NH Broadband Initiative
Caswell also noted the significant amount of resources the state is putting toward its broadband initiative with $318 million in federal stimulus money.
“It doesn’t always get the same level of attention as the housing piece usually does is the significant amount of resource we’re putting toward our broadband initiative,” Caswell said.
“In its initial format, we’ll be bringing 50,000 new addresses online with high-speed internet, and I think that really starts to play into the housing and the workforce issue,” he said. He noted the number of people working remotely is up, as well as people whose day-to-day tasks like school, finances, health care, and more, require internet access.
“Increasingly we’re moving in that direction, making some foundational investments to get more of our rural communities access to high-speed internet kind of goes hand in glove with what we’ve been doing on the housing side,” he said.
The buildout schedule for the $318 million program is 2026, Caswell told Ink Link after the briefing. The “vast majority of work” will be in Carroll, Coos, Grafton, Sullivan and Cheshire counties, paid for with $122 million in ARPA money and $191 million in federal IIJA money.
“This is a substantial set of programs, all managed by our Office of Broadband Initiatives here at BEA,” Caswell said.
Business, jobs, new residents growth
Lavers said both employers and residents moving to the state from other places “continue to see New Hampshire as an attractive destination.”
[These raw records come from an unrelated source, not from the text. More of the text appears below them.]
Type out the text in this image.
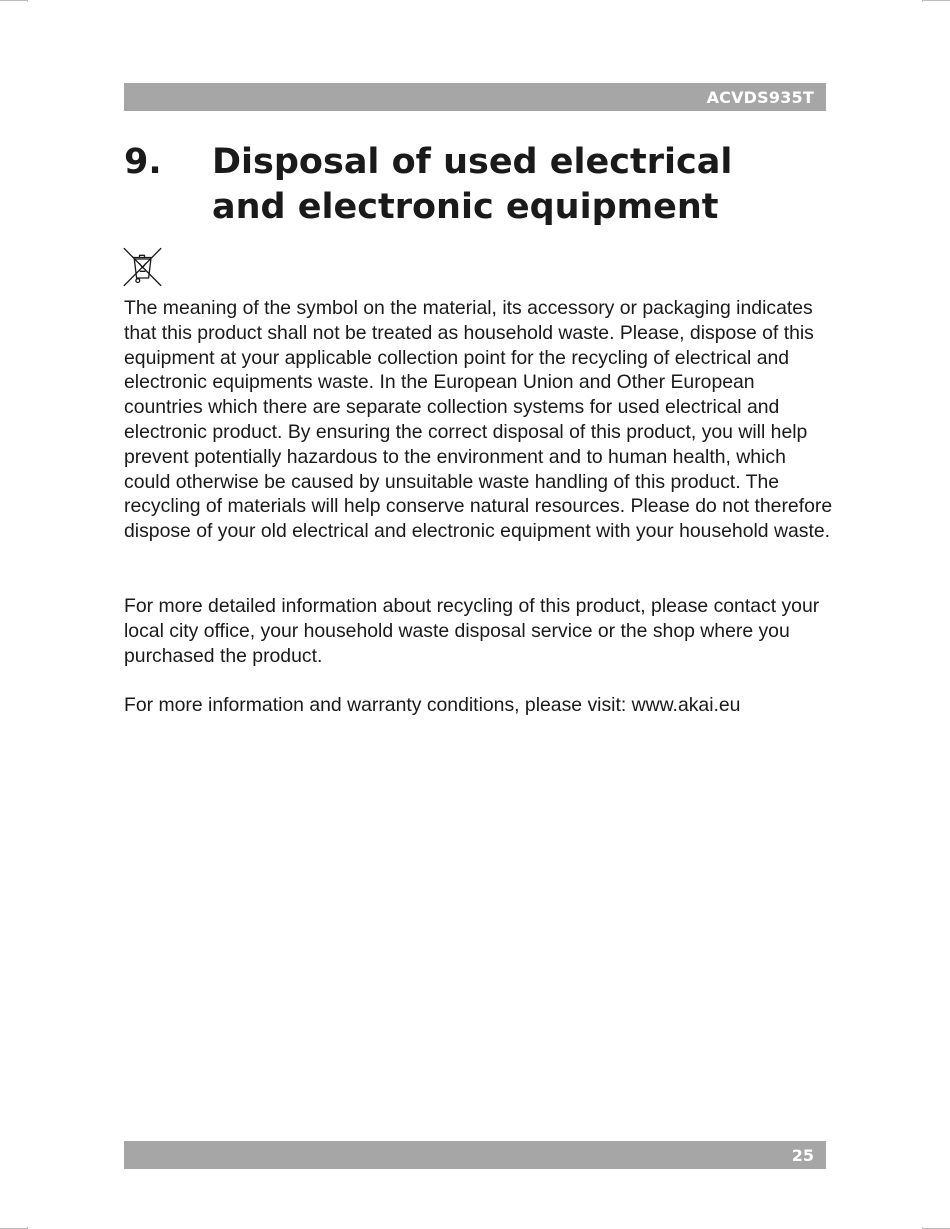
ACVDS935T
9. Disposal of used electrical
and electronic equipment

The meaning of the symbol on the material, its accessory or packaging indicates that this product shall not be treated as household waste. Please, dispose of this equipment at your applicable collection point for the recycling of electrical and electronic equipments waste. In the European Union and Other European countries which there are separate collection systems for used electrical and electronic product. By ensuring the correct disposal of this product, you will help prevent potentially hazardous to the environment and to human health, which could otherwise be caused by unsuitable waste handling of this product. The recycling of materials will help conserve natural resources. Please do not therefore dispose of your old electrical and electronic equipment with your household waste.

For more detailed information about recycling of this product, please contact your local city office, your household waste disposal service or the shop where you purchased the product.

For more information and warranty conditions, please visit: www.akai.eu

25
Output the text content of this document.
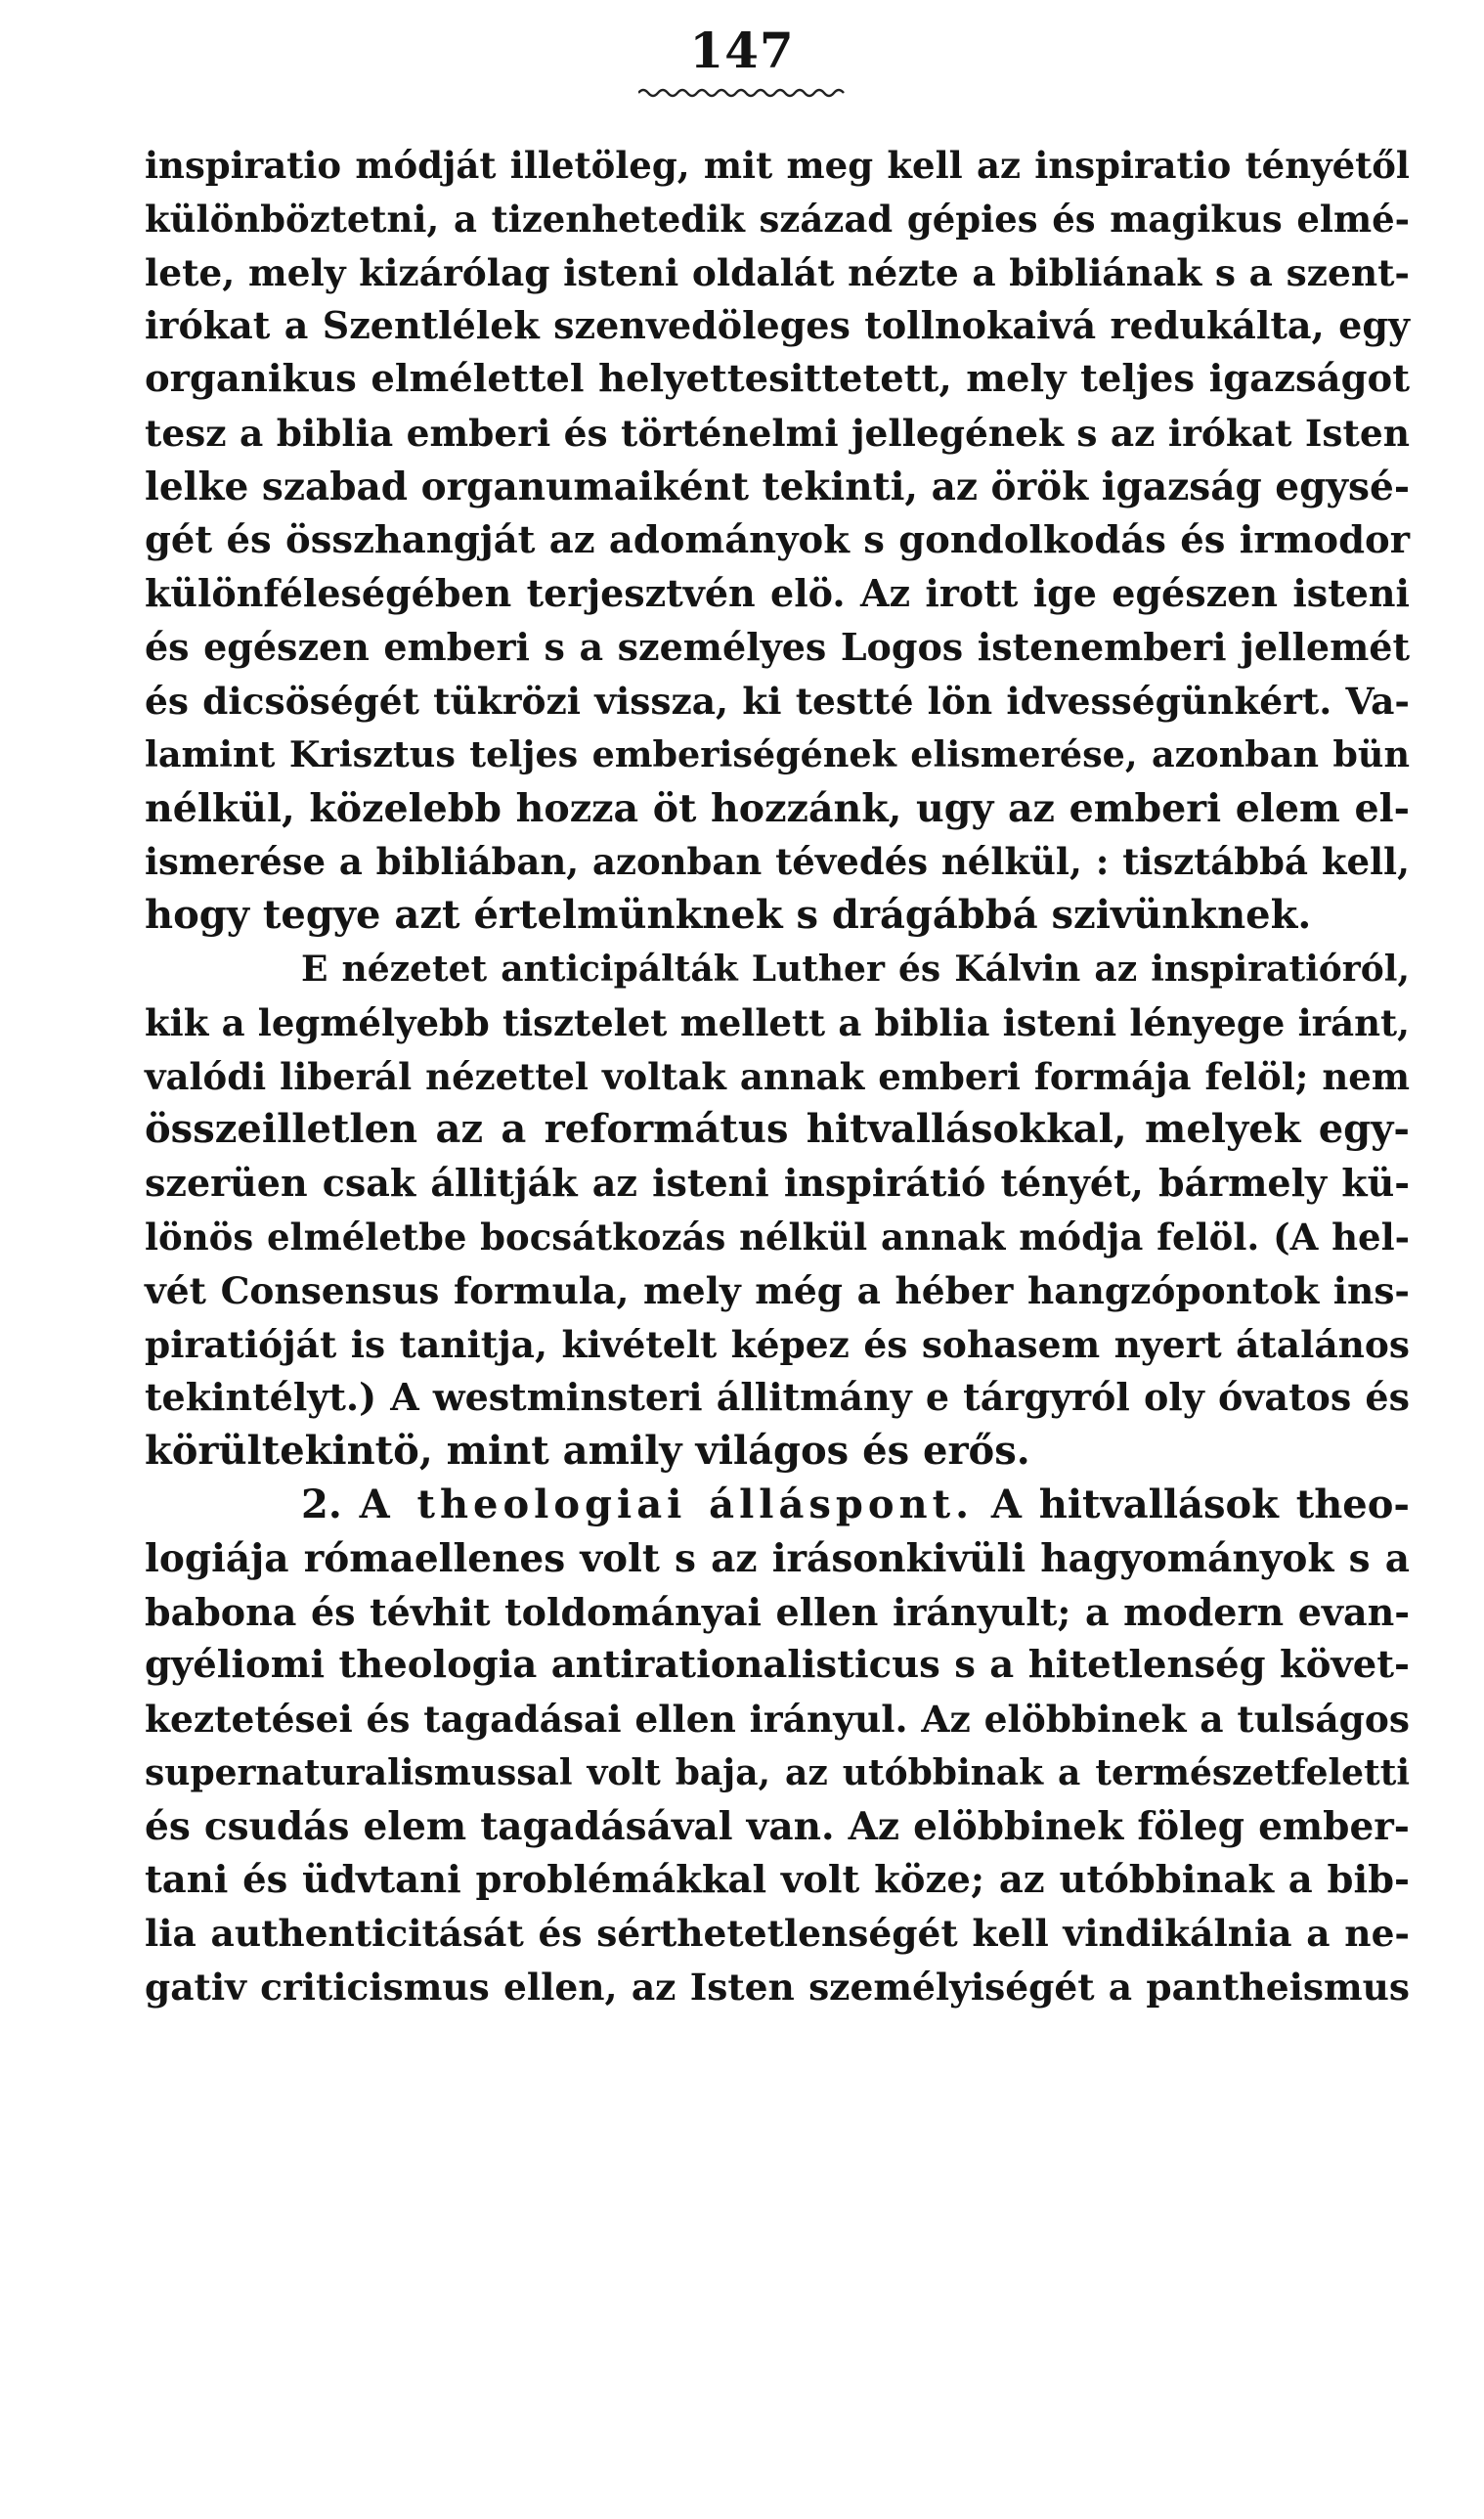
147
inspiratio módját illetöleg, mit meg kell az inspiratio tényétől
különböztetni, a tizenhetedik század gépies és magikus elmé-
lete, mely kizárólag isteni oldalát nézte a bibliának s a szent-
irókat a Szentlélek szenvedöleges tollnokaivá redukálta, egy
organikus elmélettel helyettesittetett, mely teljes igazságot
tesz a biblia emberi és történelmi jellegének s az irókat Isten
lelke szabad organumaiként tekinti, az örök igazság egysé-
gét és összhangját az adományok s gondolkodás és irmodor
különféleségében terjesztvén elö. Az irott ige egészen isteni
és egészen emberi s a személyes Logos istenemberi jellemét
és dicsöségét tükrözi vissza, ki testté lön idvességünkért. Va-
lamint Krisztus teljes emberiségének elismerése, azonban bün
nélkül, közelebb hozza öt hozzánk, ugy az emberi elem el-
ismerése a bibliában, azonban tévedés nélkül, : tisztábbá kell,
hogy tegye azt értelmünknek s drágábbá szivünknek.
E nézetet anticipálták Luther és Kálvin az inspiratióról,
kik a legmélyebb tisztelet mellett a biblia isteni lényege iránt,
valódi liberál nézettel voltak annak emberi formája felöl; nem
összeilletlen az a református hitvallásokkal, melyek egy-
szerüen csak állitják az isteni inspirátió tényét, bármely kü-
lönös elméletbe bocsátkozás nélkül annak módja felöl. (A hel-
vét Consensus formula, mely még a héber hangzópontok ins-
piratióját is tanitja, kivételt képez és sohasem nyert átalános
tekintélyt.) A westminsteri állitmány e tárgyról oly óvatos és
körültekintö, mint amily világos és erős.
2. A theologiai álláspont. A hitvallások theo-
logiája rómaellenes volt s az irásonkivüli hagyományok s a
babona és tévhit toldományai ellen irányult; a modern evan-
gyéliomi theologia antirationalisticus s a hitetlenség követ-
keztetései és tagadásai ellen irányul. Az elöbbinek a tulságos
supernaturalismussal volt baja, az utóbbinak a természetfeletti
és csudás elem tagadásával van. Az elöbbinek föleg ember-
tani és üdvtani problémákkal volt köze; az utóbbinak a bib-
lia authenticitását és sérthetetlenségét kell vindikálnia a ne-
gativ criticismus ellen, az Isten személyiségét a pantheismus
The biggest increase has been in professional, scientific and tech sector, with 23% growth from 2019 to 2023. The second biggest growth industry has been construction, which increased 13% in those years.
The state has also gained residents every year since 2017 – an average of 4,800 a year, with a surge of 8,512 in 2021 – after losing residents every year except one between 2010 and 2016.
“When you look at the growth that we’ve been experiencing and compare that to prior to the pandemic and prior to 2017, it’s quite a different picture…where New Hampshire was regularly losing residents to other states.”
Inflation has also slowed significantly in the Northeast as a whole, though costs in many areas, particularly housing, which increased 6% in 2023 on top of a 5.2% increase in 2022.
“Which makes all that more relevant and important, the work that’s being done [to increase the housing supply,]” he said.